Direct diagnosis possible for gPRA

As you are aware, the causative mutation for gPRA in Schapendoes dogs has been found. A direct mutation test has been established, which analyses the mutation directly in the gene which is homozygous in affected Schapendoes dogs.

Since 1 October 2008, the Ruhr-Universität-Bochum in Germany offered us a direct gene test for gPRA in the Dutch Schapendoes. Due to internal reorganization, from March 1st 2018, they have had to stop offering this test.
We are very pleased that we have found Biofocus LADR Gesellschaft für biologische Analytik mbH in Recklinghausen who are prepared, starting March 2018, to continue the work of Bochum on equal terms and with exactly the same method.
Biofocus has received all test data and material from Ruhr-Universität-Bochum and will carry out the test with the same expertise. Like Bochum, Biofocus will also pass on the test results of all the Schapendoes they have tested to the Schapendoes breed clubs.
The diagnostic certainty is virtually 100%. For breeding purposes heterozygous individuals (carriers +-) can be distinguished reliably from normal (homozygous ++) genotypes and from affected animals (homozygous mutant, –).
The cost will be € 59.50 incl. VAT. You will receive payment instructions together with the result of the test.
Biofocus also offers the possibility to simultaneously request a DNA profile together with the gPRA test. In that case the cost will be € 101.15 incl. VAT.

Under this link [PDF] you will find an (interactive) “Order Form, gPRA gene test Dutch Schapendoes”, which you can fill in on your computer and then print it out.
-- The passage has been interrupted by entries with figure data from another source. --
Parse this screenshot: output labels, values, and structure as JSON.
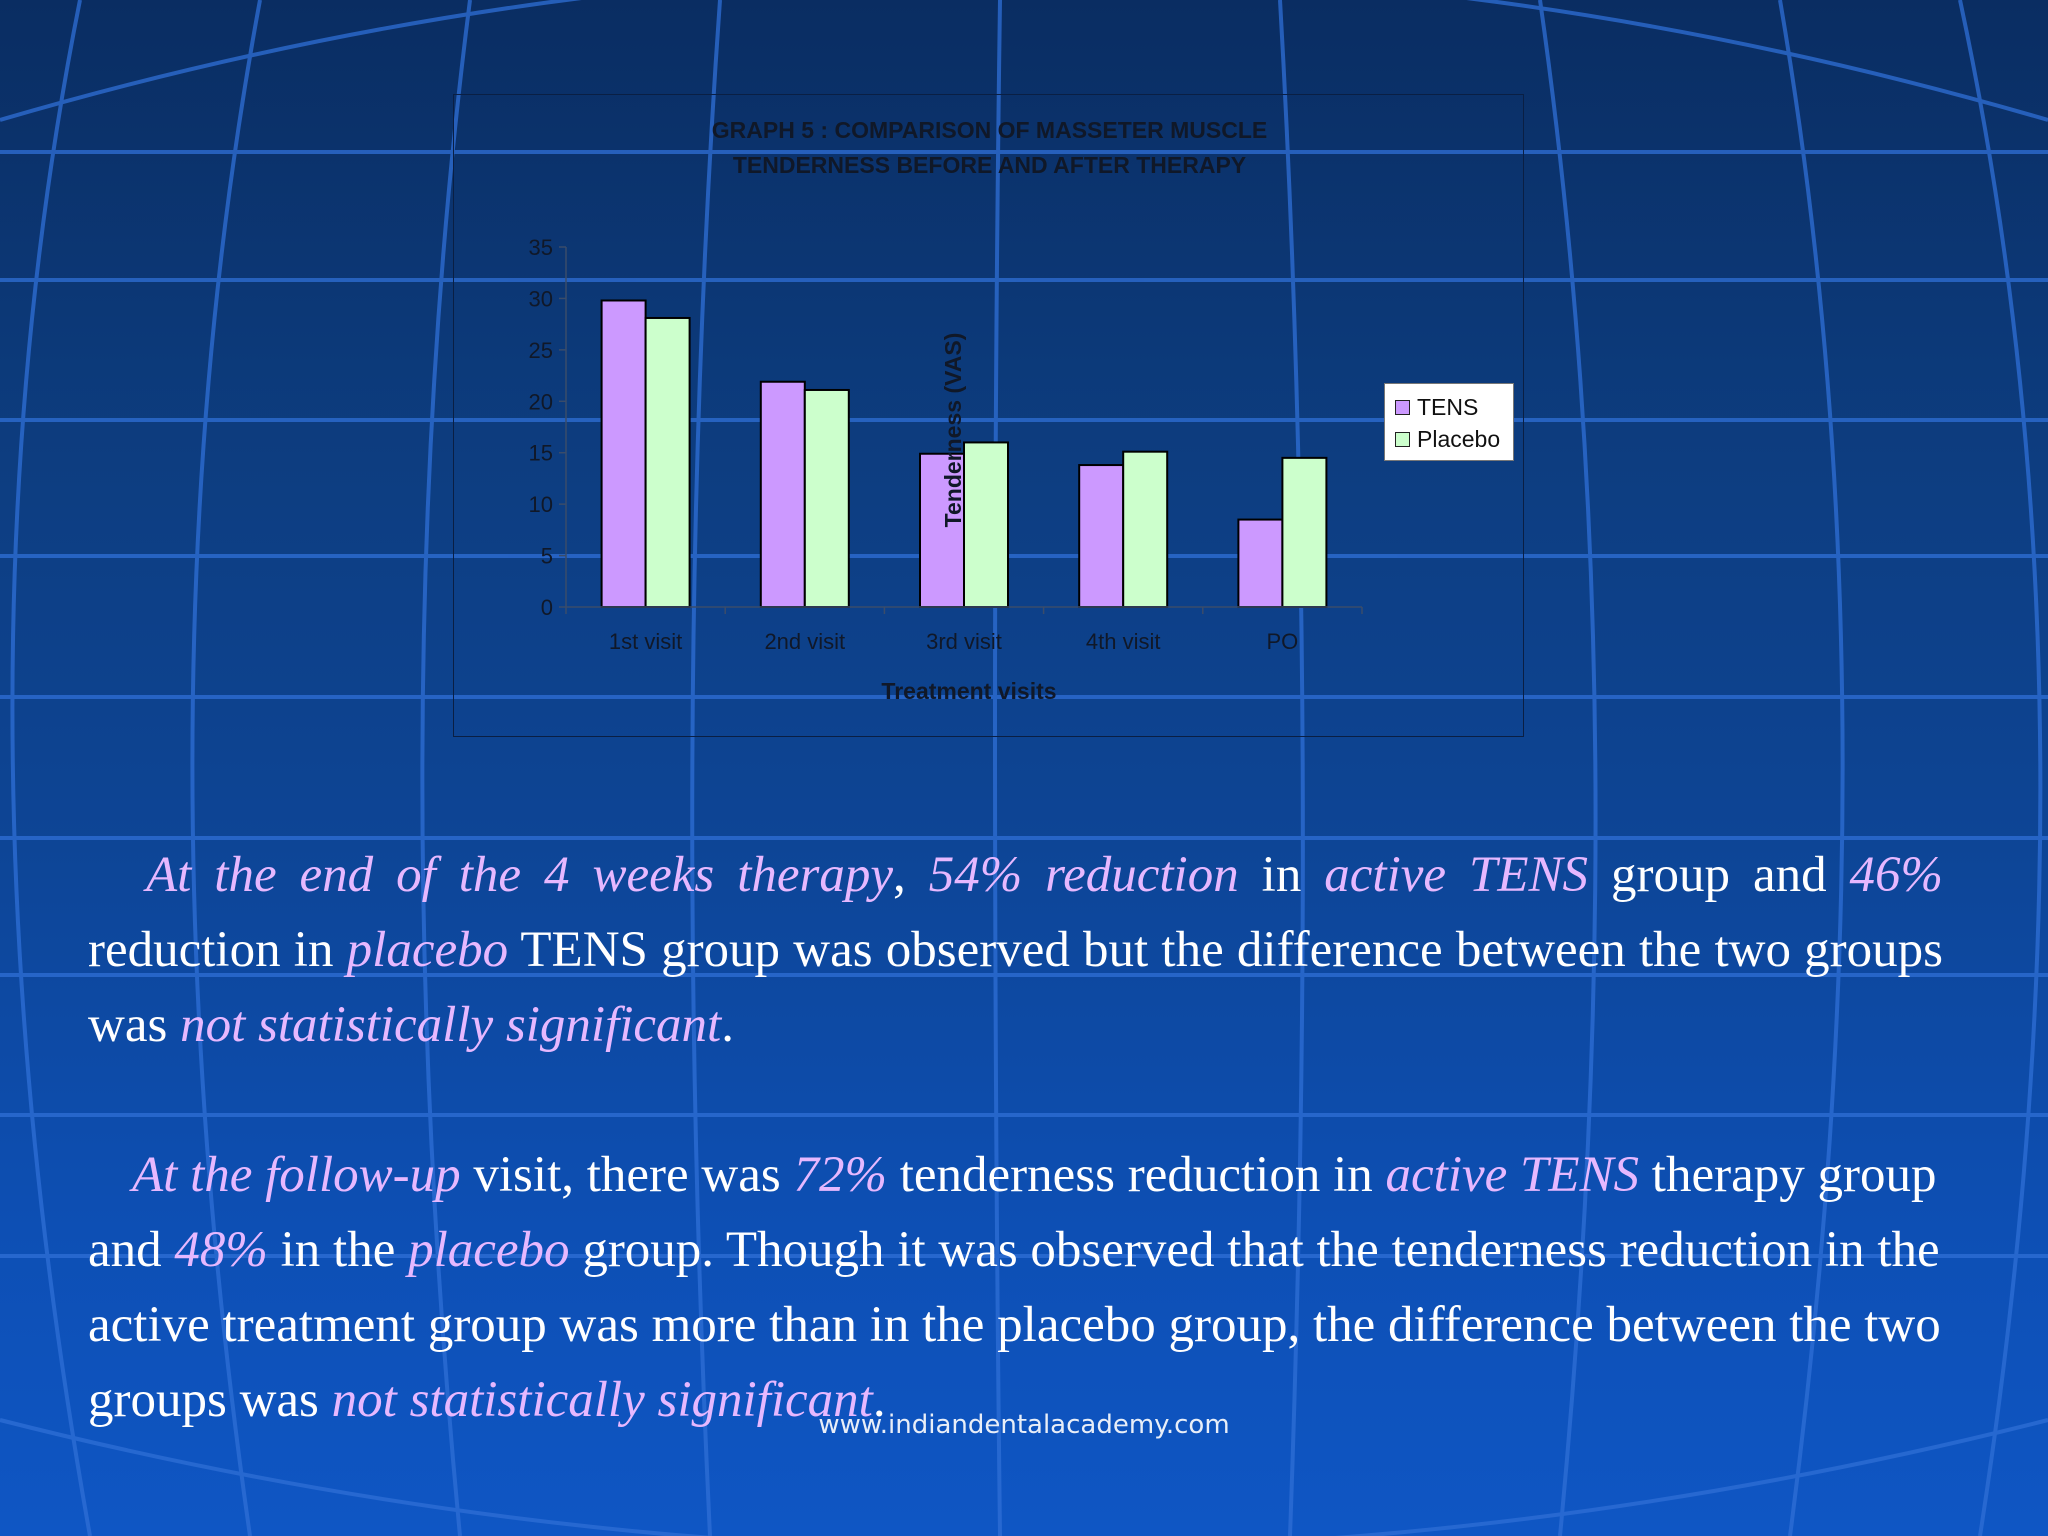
{
  "chart_data": {
    "type": "bar",
    "title_lines": [
      "GRAPH 5 : COMPARISON OF MASSETER MUSCLE",
      "TENDERNESS BEFORE AND AFTER THERAPY"
    ],
    "xlabel": "Treatment visits",
    "ylabel": "Tenderness (VAS)",
    "categories": [
      "1st visit",
      "2nd visit",
      "3rd visit",
      "4th visit",
      "PO"
    ],
    "ylim": [
      0,
      35
    ],
    "yticks": [
      0,
      5,
      10,
      15,
      20,
      25,
      30,
      35
    ],
    "grid": false,
    "legend_position": "right",
    "series": [
      {
        "name": "TENS",
        "color": "#cc99ff",
        "values": [
          29.8,
          21.9,
          14.9,
          13.8,
          8.5
        ]
      },
      {
        "name": "Placebo",
        "color": "#ccffcc",
        "values": [
          28.1,
          21.1,
          16.0,
          15.1,
          14.5
        ]
      }
    ]
  },
  "paragraphs": [
    [
      {
        "t": "At the end of the 4 weeks therapy",
        "em": true
      },
      {
        "t": ", ",
        "em": false
      },
      {
        "t": "54% reduction",
        "em": true
      },
      {
        "t": " in ",
        "em": false
      },
      {
        "t": "active TENS",
        "em": true
      },
      {
        "t": " group and ",
        "em": false
      },
      {
        "t": "46%",
        "em": true
      },
      {
        "t": " reduction in ",
        "em": false
      },
      {
        "t": "placebo",
        "em": true
      },
      {
        "t": " TENS group was observed but the difference between the two groups was ",
        "em": false
      },
      {
        "t": "not statistically significant",
        "em": true
      },
      {
        "t": ".",
        "em": false
      }
    ],
    [
      {
        "t": "At the follow-up",
        "em": true
      },
      {
        "t": " visit, there was ",
        "em": false
      },
      {
        "t": "72%",
        "em": true
      },
      {
        "t": " tenderness reduction in ",
        "em": false
      },
      {
        "t": "active TENS",
        "em": true
      },
      {
        "t": " therapy group and ",
        "em": false
      },
      {
        "t": "48%",
        "em": true
      },
      {
        "t": " in the ",
        "em": false
      },
      {
        "t": "placebo",
        "em": true
      },
      {
        "t": " group. Though it was observed that the tenderness reduction in the active treatment group was more than in the placebo group, the difference between the two groups was ",
        "em": false
      },
      {
        "t": "not statistically significant",
        "em": true
      },
      {
        "t": ".",
        "em": false
      }
    ]
  ],
  "footer": {
    "website": "www.indiandentalacademy.com"
  }
}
Hand over the form (partly completed by you) to your own veterinarian and ask him to:

Identification:
The veterinarian needs to read your dog’s microchip with a chip reader and check whether the chip number matches the number stated on the pedigree of the presented dog.

Blood samples:
For a good result, it is highly recommended to do the test with blood samples. For this, send at least 3 EDTA-blood samples, preferably 3 ml each. If that is not possible then 4 samples of 2 ml or, if necessary, 3 x 2 ml. Each tube has to be marked with a sticker indicating clearly the chip number and the name of the dog in question.
If need be, in case blood collection seems impossible, you can send in at least 2 swabs.

Postage and packaging:
The samples do not have to be cooled, but must be sent immediately after collection. The tubes must be well packaged to prevent breakage (envelope covered with plastic bubble wrap). It is better to take the blood at the beginning of the week, so that there is not a weekend between sending and receipt.

You also need to join:

  • A copy of the original pedigree.
  • If available, a copy of the most recent eye examination report (ECVO).
  • The completed and signed research form.

Send everything together by “Priority post” to:
LADR Biofocus, Berghauser Strasse 295, D-45659 Recklinghausen, Germany.   

Important:
We prefer to have blood samples taken at the beginning of the week and sent so that they are quickly on site.
Put a sticker with the name and chip number of the dog on each blood sample.

Why blood and no swabs?

  1. Since the beginning of the research into gPRA Bochum has stored the DNA of all dogs tested in a DNA bank. Although this stored DNA is available for possible future research into any other health problems in the Schapendoes, it is less suitable than full blood. So, in addition to the gPRA test, Biofocus also offers us the possibility to store the blood sent in a blood bank from all dogs tested by Biofocus (costs included). With this blood better research can be done on other possible hereditary defects. In blood there is, of course, the DNA of the dog, but also many other substances, which can provide a lot of information. For this research to be viable large quantities of DNA are needed, for which again whole blood is preferable.
  2. In the case of a swab, there are risks that either there is not enough mucosal tissue on it, or that the swabs become contaminated, for example by mold growth or by the owners DNA from their fingers during the handling. As a result, too little cell material is present and insufficient DNA can be isolated. This might make it impossible to carry out the test and a new sample collection and a new test (with corresponding costs) are required.
  3. As mentioned above, swabs often provide insufficient DNA to enable other possible studies in the future. In addition they do not contain any other (metabolic) substances. The limited material that is obtained with a swab is usually not sufficient for use in other research.